Best reached forward and peeled a gleaming Olympic gold medal off the table — his gold medal. “Sure enough, this is the result of that.”

No complaints now.

It took sacrifice. They routinely woke up well before sunrise. They eliminated late nights. They missed weddings, funerals and everything in between.

And on Thursday afternoon at the idyllic Vaires-sur-Marne Nautical Stadium in Paris, they became Olympic champions. They’re the first American men’s four since the 1960 Rome Olympics to win gold — and the first U.S. men’s boat of any kind to win at the Olympics since 2004.

“I've watched videos of the 2004 men probably 150 times,” Best said. “I know how impactful that was for me. And now I get to hold something of a similar rank.”

The path to their gold-clinching victory was grueling — and Thursday's race mirrored that. The Americans stormed to an early lead in a stacked field that included reigning world champion Great Britain and a dominant New Zealand boat that had won the most recent World Rowing Cup.

The U.S. lead was significant at first. But with 600 meters left, the Kiwis accelerated, gaining on the U.S. four. For a moment, it looked like New Zealand was about to steal the lead.

Then, Corrigan, sitting in the stroke position, barked out a crucial command: “Red!”

“Red” sends a clear message to the others: Go all-out.

“When you hear ‘red,’ that means you just better start seeing red real soon,” Grady said. “You go as hard as you can.”

The immediate result is physics — the boat speeds up. But as with so much in life and in sports, psychology looms large.

“It puts it in the back of [New Zealand’s] mind that their move didn't work,” Best said. “And this is how we push back. They didn’t have another response to that."
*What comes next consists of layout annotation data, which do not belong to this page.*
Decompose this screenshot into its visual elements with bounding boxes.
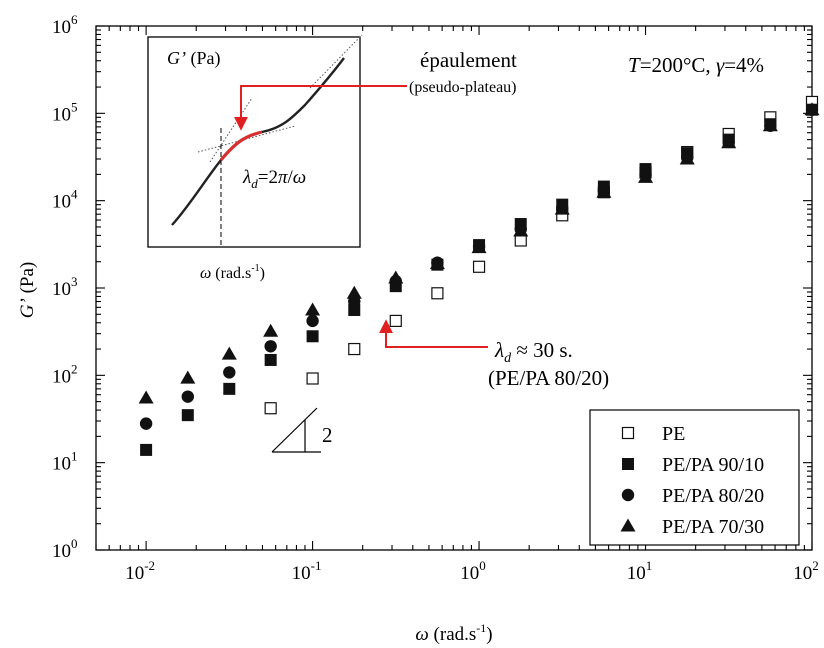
series-3	[138, 102, 820, 404]
data-point	[264, 353, 277, 366]
data-point	[181, 409, 194, 422]
y-tick-label: 103	[52, 274, 78, 300]
lambda-annotation-sample: (PE/PA 80/20)	[488, 366, 609, 390]
data-point	[804, 102, 820, 116]
data-point	[679, 151, 695, 165]
data-point	[180, 370, 196, 384]
lambda-arrow	[379, 319, 488, 348]
data-point	[221, 346, 237, 360]
inset-relation: λd=2π/ω	[242, 167, 306, 191]
x-axis-tick-labels: 10-2 10-1 100 101 102	[125, 558, 819, 584]
data-point	[305, 302, 321, 316]
data-point	[223, 366, 236, 379]
legend-marker	[622, 458, 634, 470]
data-point	[513, 223, 529, 237]
y-tick-label: 101	[52, 449, 78, 475]
legend-marker	[621, 488, 635, 502]
shoulder-arrow	[234, 85, 407, 131]
y-tick-label: 104	[52, 187, 78, 213]
data-point	[348, 342, 361, 356]
legend-label: PE	[662, 423, 685, 445]
data-point	[514, 234, 527, 247]
data-point	[264, 340, 277, 353]
inset-tangent-steep	[209, 97, 253, 163]
data-point	[389, 314, 402, 328]
data-points	[138, 95, 820, 456]
y-axis-label: G’ (Pa)	[17, 262, 38, 318]
legend-label: PE/PA 80/20	[662, 485, 764, 507]
shoulder-label: épaulement	[420, 48, 517, 72]
x-axis-label: ω (rad.s-1)	[415, 621, 492, 645]
x-tick-label: 102	[793, 558, 819, 584]
inset-shoulder-highlight	[219, 130, 263, 162]
x-tick-label: 10-1	[292, 558, 322, 584]
data-point	[181, 390, 195, 403]
x-tick-label: 101	[627, 558, 653, 584]
legend-label: PE/PA 90/10	[662, 454, 764, 476]
data-point	[721, 135, 737, 149]
data-point	[306, 314, 319, 328]
inset-x-label: ω (rad.s-1)	[200, 263, 265, 282]
legend: PE PE/PA 90/10 PE/PA 80/20 PE/PA 70/30	[589, 409, 800, 546]
x-tick-label: 10-2	[125, 558, 155, 584]
data-point	[429, 256, 445, 270]
data-point	[596, 184, 612, 198]
data-point	[472, 260, 486, 273]
shoulder-sublabel: (pseudo-plateau)	[409, 79, 517, 96]
slope-triangle	[271, 407, 321, 453]
legend-marker	[621, 426, 635, 440]
inset-y-label: G’ (Pa)	[167, 48, 221, 69]
data-point	[554, 201, 570, 215]
x-tick-label: 100	[460, 558, 486, 584]
data-point	[263, 323, 279, 337]
data-point	[348, 303, 361, 316]
data-point	[762, 118, 778, 132]
y-tick-label: 100	[52, 536, 78, 562]
legend-marker	[620, 518, 636, 532]
y-axis-tick-labels: 100 101 102 103 104 105 106	[52, 12, 78, 562]
data-point	[223, 382, 236, 395]
y-tick-label: 102	[52, 361, 78, 387]
data-point	[139, 417, 153, 430]
data-point	[431, 287, 444, 300]
data-point	[306, 330, 319, 343]
inset: G’ (Pa) λd=2π/ω	[147, 34, 363, 248]
data-point	[264, 402, 277, 415]
x-axis-ticks	[95, 26, 813, 550]
data-point	[140, 443, 153, 456]
y-axis-ticks	[96, 25, 812, 551]
data-point	[346, 285, 362, 299]
y-tick-label: 106	[52, 12, 78, 38]
y-tick-label: 105	[52, 99, 78, 125]
data-point	[471, 240, 487, 254]
lambda-annotation: λd ≈ 30 s.	[494, 338, 573, 366]
condition-annotation: T=200°C, γ=4%	[628, 53, 764, 77]
data-point	[388, 270, 404, 284]
data-point	[306, 372, 319, 385]
data-point	[638, 169, 654, 183]
data-point	[138, 390, 154, 404]
legend-label: PE/PA 70/30	[662, 516, 764, 538]
slope-label: 2	[322, 423, 333, 447]
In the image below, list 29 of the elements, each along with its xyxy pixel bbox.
“Red” worked wonders. The U.S. surged back ahead and crossed the finish line 0.85 seconds ahead of the Kiwis and to a gold medal.
 

Gold medalists Nick Mead, Justin Best, Michael Grady and Liam Corrigan celebrate on the podium at the men's four medal ceremony at Vaires-Sur-Marne Nautical Stadium.
Gold medalists Nick Mead, Justin Best, Michael Grady and Liam Corrigan celebrate on the podium at the men's four medal ceremony at Vaires-Sur-Marne Nautical Stadium.
Photo by Alex Davidson/Getty Images

The signal originated with 1984 Olympic silver medalist Tim McLaren, a former Australian sculler who coached some of the U.S. squad ahead of the Tokyo Games.

“He’s very sophisticated in his sense of language,” Grady said. “It’s a little bizarre, to be honest. He taught us the call ‘red.’ It really drove home what you need to accomplish when you hear that word.”

Thanks to red, the U.S. four has gold.

“Strangers on the street are coming up to us and asking for pictures in broken English,” Best said, admiring his medal. “They don’t even know what event we do, but they hold it in high regard.”

This wasn’t just the first men’s four Olympic title in 64 years — the medal served as sweet relief for all of U.S. rowing, which frustratingly failed to earn a single medal at the Tokyo Games.

“Hopefully, this inspires the next generation of oarsmen and oarswomen to take the mantle and say, ‘Hey, why not me?’" Best said. “Hopefully they see results similar and show the American excellence I know we have.”